In the past few years, LIFT has hit the streets and found that most young Cambodians were buying gifts for their boyfriends and girlfriends.
This year, it seems there’s a new rising trend in Cambodia’s young generation: waiting for Valentine’s Day to confess and consummate their love.
And because of this jump to bed, guest houses across Phnom Penh are cashing in.
“Teens are more likely to check into guest houses located on the city’s outskirts or on small blocks, where not many people can recognise them,” said Ket Thearith, the owner of Victoria Guest House.
“These are the guest houses that have special discounts [on Valentine’s Day],” Ket Thearith added.
Another guest house owner who wished to remain unnamed said that his guest house is unpopular on Valentine’s Day because of his check-in policy.
“Young people don’t like it here because it’s in the middle of the capital, and our policy is that guests can only have a room if they show their ID card in advance,” he said.
Many guest houses in Phnom Penh plan to discount on Valentine’s Day and also charge by the hour. For example, some will set a specific price-per-hour. One popular rate will be five dollars per three hours.
According to Dy, who would not reveal his full name, having three hours would encourage young Cambodians to use the whole time for sexual activities – whether planned or not.
Dy said he spoke from his own experience on Valentine’s Day.

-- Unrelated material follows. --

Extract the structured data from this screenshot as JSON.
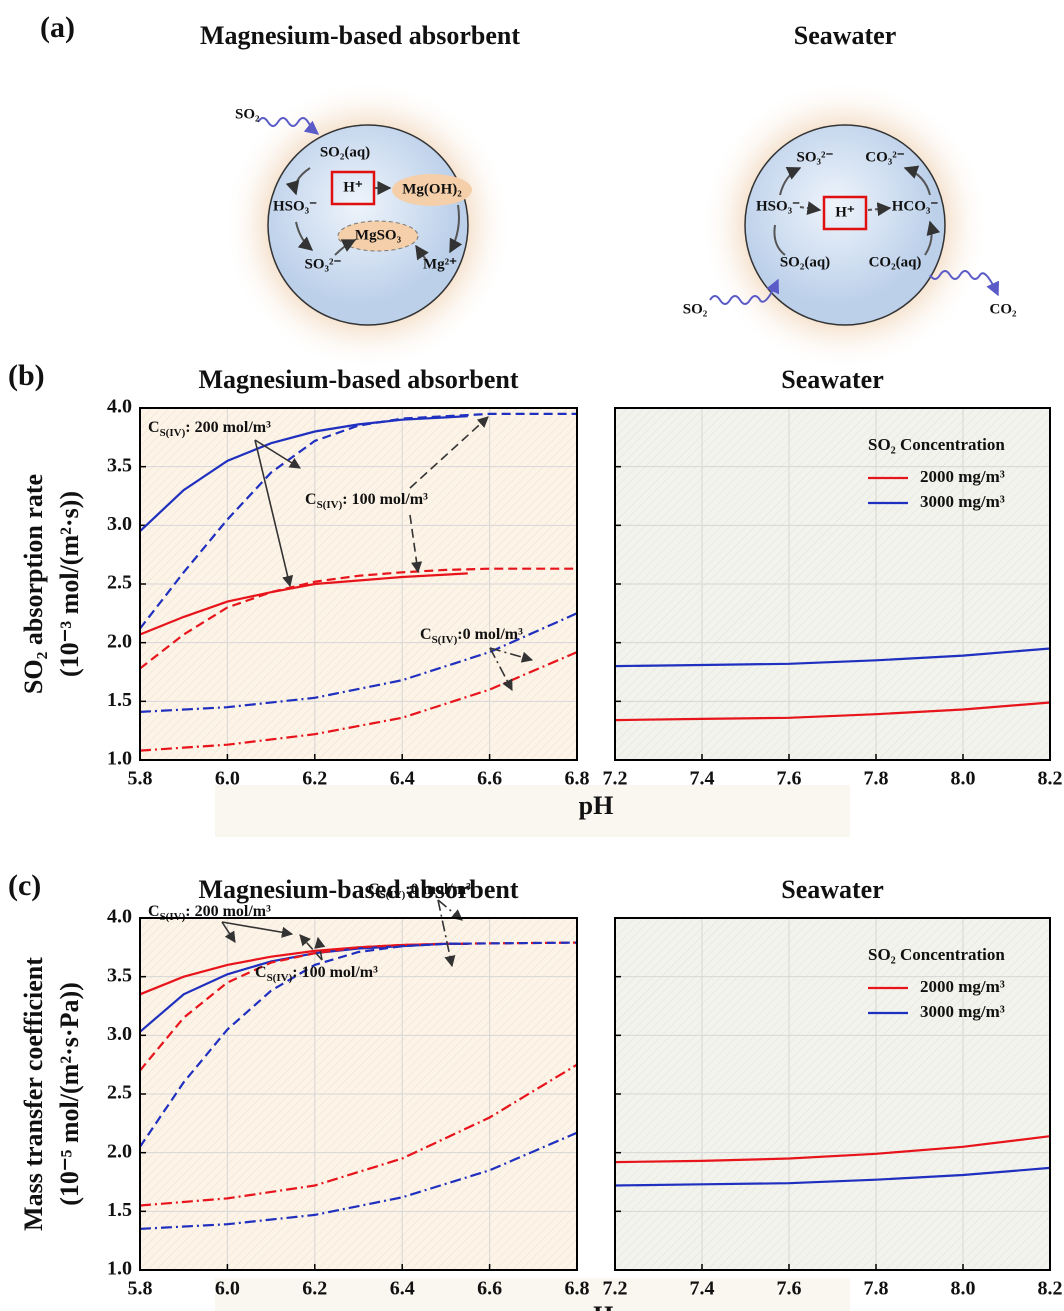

In response to the popularity of guest house discounts on Valentine’s Day, the Ministry of Interior and Ministry of Tourism set a regulatory law stating that Cambodian citizens under the age of 18 are not allowed to rent any rooms without the permission of an adult.
A police officer, who chose not to reveal his name, said that those caught in violation of this law will be brought back to their parents and educated as to why it is an important law. Their parents would then have to sign a legal contract to prove their child was returned and “educated”.
But will a law regulating guest houses really stop young Cambodians from their first time this Valentine’s Day?
Twenty-seven-year-old Ben Vannaren, an ANZ customer service consultant, said that “I hope that something like a discount at a guest house won’t compromise agreements between young lovers”.
Ben Vannaren added that “girls might regret making a decision too soon”.